= Gustav Engel (musician) =

German tenor

Gustav Eduard Engel (29 October 1823 – 19 July 1895) was a German tenor, music theorician, music educator and music journalist.

== Life ==
Born in Königsberg, after attending grammar school in Gdańsk, Engel studied philology at the Humboldt University of Berlin and was awarded a doctorate in 1847. He went afterwards to the Evangelisches Gymnasium zum Grauen Kloster in Berlin as a probationary teacher.

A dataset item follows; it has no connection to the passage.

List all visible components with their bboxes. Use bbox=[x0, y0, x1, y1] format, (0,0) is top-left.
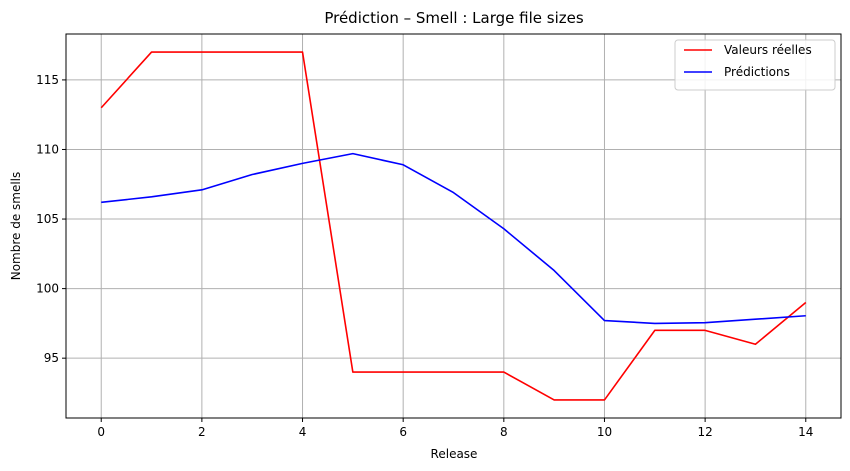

He already learned to play the piano in Gdańsk and also listened to lectures on music during his studies in Berlin. In 1843, Engel joined the Sing-Akademie zu Berlin and in 1846 he became a member of the Staats- und Domchor Berlin with performances as a tenor soloist. After completing his probationary year as a teacher, he turned increasingly to the study of music theory. From 1853 he was "musical reporter" for the Spenersche Zeitung and from 1861 for the Vossische Zeitung. In 1863, he started to teach voice at Theodor Kullak's Neue Akademie der Tonkunst and in 1874 he was appointed professor at the Universität der Künste Berlin. One of his students was tenor Heinrich Gudehus.

In addition, Engel wrote several works on music theory and music education.

Engel died in Berlin at the age of 76.